多くの女性が、フェムゾーンに悩みを抱えていることに驚いたと話す咲江レディースクリニックの丹羽咲江先生。快適な人生後半のためのフェムゾーンケアについて伺いました。
大切な部分だからこそ
自分のペースで優しくケアを
進化し続け、さまざまな治療法やアイテムも増えているフェムゾーンケア。単なるブームや他者との比較ではなく、「自分と向き合うきっかけ」として無理がない範囲で始めてみることが大事です。
“セクシャルな意味だけでなく、自分の体に関心を持つきっかけになるはず。”
丹羽咲江先生
フェムゾーンケアに私自身が関心を持ったのは、婦人科医として治療をしているなかで、「性交痛」の悩みを持っている人があまりに多かったことからでした。
そこで勉強をし、少し高価なレーザーの治療器具を導入したら反響が大きく、遠方から治療に来る人も増えました。こんなに多くの女性が、フェムゾーンに悩みを抱えていることに驚きました。
しかも治療でお話を伺うと、ほとんどの女性が自分のフェムゾーンを見たり触ったことがないと答えたのです。体の中のとても重要な部分なのに、自分の状態がどうなっているか知らない人がほとんど。

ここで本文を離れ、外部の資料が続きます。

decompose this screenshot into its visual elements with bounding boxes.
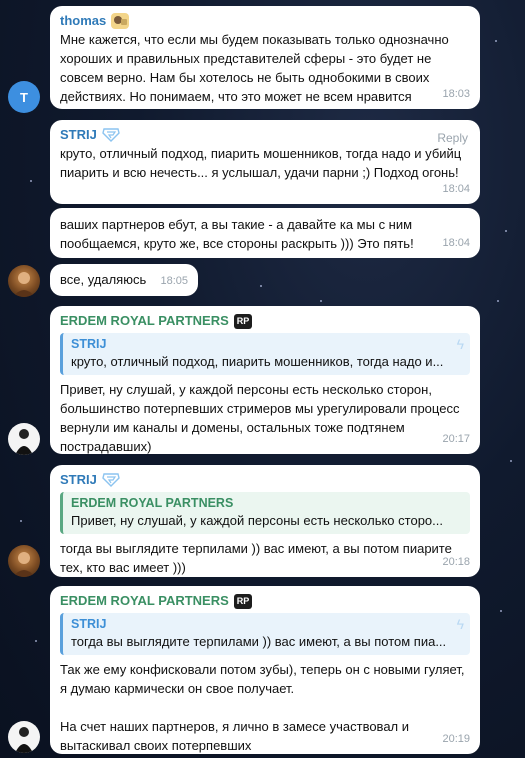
avatar-image (13, 272, 35, 297)
message-bubble[interactable]: ваших партнеров ебут, а вы такие - а дав… (50, 208, 480, 258)
message-text: Привет, ну слушай, у каждой персоны есть… (60, 382, 464, 454)
sender-name[interactable]: STRIJ (60, 126, 470, 144)
message-bubble-thomas[interactable]: thomas Мне кажется, что если мы будем по… (50, 6, 480, 109)
message-time: 18:03 (442, 88, 470, 100)
quote-text: тогда вы выглядите терпилами )) вас имею… (71, 634, 447, 649)
message-text: круто, отличный подход, пиарить мошенник… (60, 146, 465, 180)
sender-name[interactable]: STRIJ (60, 471, 470, 489)
lightning-bolt-icon: ϟ (456, 616, 464, 632)
quoted-message[interactable]: ERDEM ROYAL PARTNERS Привет, ну слушай, … (60, 492, 470, 534)
message-time: 18:05 (160, 275, 188, 287)
message-time: 18:04 (442, 183, 470, 195)
avatar-thomas[interactable]: T (8, 81, 40, 113)
superman-shield-icon (102, 128, 120, 142)
sender-name[interactable]: ERDEM ROYAL PARTNERS RP (60, 592, 470, 610)
avatar-erdem[interactable] (8, 423, 40, 455)
avatar-letter: T (20, 89, 28, 105)
reply-button[interactable]: Reply (437, 129, 468, 148)
quote-sender: ERDEM ROYAL PARTNERS (71, 496, 234, 510)
rp-badge-icon: RP (233, 593, 253, 609)
sticker-emoji-icon (111, 13, 130, 29)
message-bubble-strij[interactable]: STRIJ ERDEM ROYAL PARTNERS Привет, ну сл… (50, 465, 480, 577)
sender-name[interactable]: thomas (60, 12, 470, 30)
quoted-message[interactable]: STRIJ круто, отличный подход, пиарить мо… (60, 333, 470, 375)
rp-badge-icon: RP (233, 313, 253, 329)
superman-shield-icon (102, 473, 120, 487)
quote-text: круто, отличный подход, пиарить мошенник… (71, 354, 444, 369)
message-text: Так же ему конфисковали потом зубы), теп… (60, 662, 465, 753)
avatar-image (15, 429, 33, 455)
message-bubble-erdem[interactable]: ERDEM ROYAL PARTNERS RP STRIJ тогда вы в… (50, 586, 480, 754)
message-text: тогда вы выглядите терпилами )) вас имею… (60, 541, 456, 575)
sender-name[interactable]: ERDEM ROYAL PARTNERS RP (60, 312, 470, 330)
message-time: 18:04 (442, 237, 470, 249)
avatar-strij[interactable] (8, 545, 40, 577)
lightning-bolt-icon: ϟ (456, 336, 464, 352)
message-bubble-strij[interactable]: STRIJ Reply круто, отличный подход, пиар… (50, 120, 480, 204)
message-text: Мне кажется, что если мы будем показыват… (60, 32, 453, 104)
avatar-image (13, 552, 35, 577)
quoted-message[interactable]: STRIJ тогда вы выглядите терпилами )) ва… (60, 613, 470, 655)
avatar-strij[interactable] (8, 265, 40, 297)
message-time: 20:18 (442, 556, 470, 568)
message-bubble[interactable]: все, удаляюсь 18:05 (50, 264, 198, 296)
quote-text: Привет, ну слушай, у каждой персоны есть… (71, 513, 443, 528)
avatar-erdem[interactable] (8, 721, 40, 753)
quote-sender: STRIJ (71, 617, 107, 631)
message-time: 20:19 (442, 733, 470, 745)
quote-sender: STRIJ (71, 337, 107, 351)
message-text: ваших партнеров ебут, а вы такие - а дав… (60, 217, 416, 251)
message-time: 20:17 (442, 433, 470, 445)
avatar-image (15, 727, 33, 753)
message-bubble-erdem[interactable]: ERDEM ROYAL PARTNERS RP STRIJ круто, отл… (50, 306, 480, 454)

フェムゾーンケアというとセックス目的と眉をひそめる人がまだいます。でも、人生100年時代には大切なこと。排泄にも関与する部分で、尿もれ・便もれ、臓器脱などを起こすこともあります。
人に言えなくてどうしていいかわからず、外出もままならず、人生後半がネガティブになってしまうこともあります。疾患ではなくても、QOLの低下は心の健康に深く関係します。

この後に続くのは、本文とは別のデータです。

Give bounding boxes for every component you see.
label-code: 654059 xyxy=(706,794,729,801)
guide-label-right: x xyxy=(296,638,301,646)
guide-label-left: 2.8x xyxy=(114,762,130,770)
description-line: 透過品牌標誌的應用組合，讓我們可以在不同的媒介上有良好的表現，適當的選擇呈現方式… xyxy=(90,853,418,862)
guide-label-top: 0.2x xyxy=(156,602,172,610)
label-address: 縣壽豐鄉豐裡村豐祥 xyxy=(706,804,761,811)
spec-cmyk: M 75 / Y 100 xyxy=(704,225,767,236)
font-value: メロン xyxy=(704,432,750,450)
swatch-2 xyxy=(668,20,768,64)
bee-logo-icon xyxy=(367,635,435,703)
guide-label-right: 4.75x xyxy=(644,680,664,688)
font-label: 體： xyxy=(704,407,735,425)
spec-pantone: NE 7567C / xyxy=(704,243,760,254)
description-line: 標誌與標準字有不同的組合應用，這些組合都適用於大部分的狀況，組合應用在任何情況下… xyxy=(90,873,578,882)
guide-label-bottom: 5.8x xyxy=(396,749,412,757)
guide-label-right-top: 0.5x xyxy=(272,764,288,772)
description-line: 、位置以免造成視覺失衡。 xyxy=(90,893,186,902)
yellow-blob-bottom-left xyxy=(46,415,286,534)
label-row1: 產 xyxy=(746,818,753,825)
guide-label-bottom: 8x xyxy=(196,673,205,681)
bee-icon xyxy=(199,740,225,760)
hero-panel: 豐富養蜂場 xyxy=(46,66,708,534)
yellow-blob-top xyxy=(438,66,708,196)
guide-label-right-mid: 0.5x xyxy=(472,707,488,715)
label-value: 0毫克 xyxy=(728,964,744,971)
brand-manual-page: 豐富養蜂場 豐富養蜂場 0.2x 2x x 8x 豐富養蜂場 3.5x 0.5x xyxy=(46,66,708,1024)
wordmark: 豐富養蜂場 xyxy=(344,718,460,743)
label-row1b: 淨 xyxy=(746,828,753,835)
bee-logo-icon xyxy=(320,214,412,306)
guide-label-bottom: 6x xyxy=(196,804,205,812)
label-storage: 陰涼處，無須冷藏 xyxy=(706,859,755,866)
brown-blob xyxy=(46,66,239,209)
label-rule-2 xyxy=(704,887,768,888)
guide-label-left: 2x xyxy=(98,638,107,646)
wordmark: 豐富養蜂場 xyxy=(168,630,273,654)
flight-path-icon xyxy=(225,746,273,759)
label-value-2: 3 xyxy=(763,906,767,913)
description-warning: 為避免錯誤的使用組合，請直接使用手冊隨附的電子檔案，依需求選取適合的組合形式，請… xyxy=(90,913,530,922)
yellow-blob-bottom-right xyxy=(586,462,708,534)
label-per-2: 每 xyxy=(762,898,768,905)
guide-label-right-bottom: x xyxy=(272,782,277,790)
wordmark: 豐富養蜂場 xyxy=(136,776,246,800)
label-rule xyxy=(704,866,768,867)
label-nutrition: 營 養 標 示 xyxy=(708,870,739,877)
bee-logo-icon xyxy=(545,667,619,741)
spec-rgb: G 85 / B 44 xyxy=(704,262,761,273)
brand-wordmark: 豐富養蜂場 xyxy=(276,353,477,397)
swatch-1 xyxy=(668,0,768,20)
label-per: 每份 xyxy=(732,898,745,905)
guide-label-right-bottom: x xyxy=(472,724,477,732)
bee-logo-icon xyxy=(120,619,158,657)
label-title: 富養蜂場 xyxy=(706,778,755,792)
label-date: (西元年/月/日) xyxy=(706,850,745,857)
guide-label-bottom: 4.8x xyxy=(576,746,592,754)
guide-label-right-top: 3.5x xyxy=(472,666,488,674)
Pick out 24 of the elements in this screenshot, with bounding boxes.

快適な人生のために無理のない形で関心を持っていただければと思います。
お話を伺ったのは
丹羽咲江さん
Sakie Niwa
咲江レディスクリニック院長
産婦人科医。1991年名古屋市立大学医学部卒業。日本産婦人科学会専門医、日本性科学会幹事。性科学者。2002年開院。性交痛などの相談、治療、フェムゾーンケアの情報発信を積極的にしている
全国から性交痛や腟の緩み治療に患者が訪れる。クリニックケア以外にセルフケアも熱心に指導。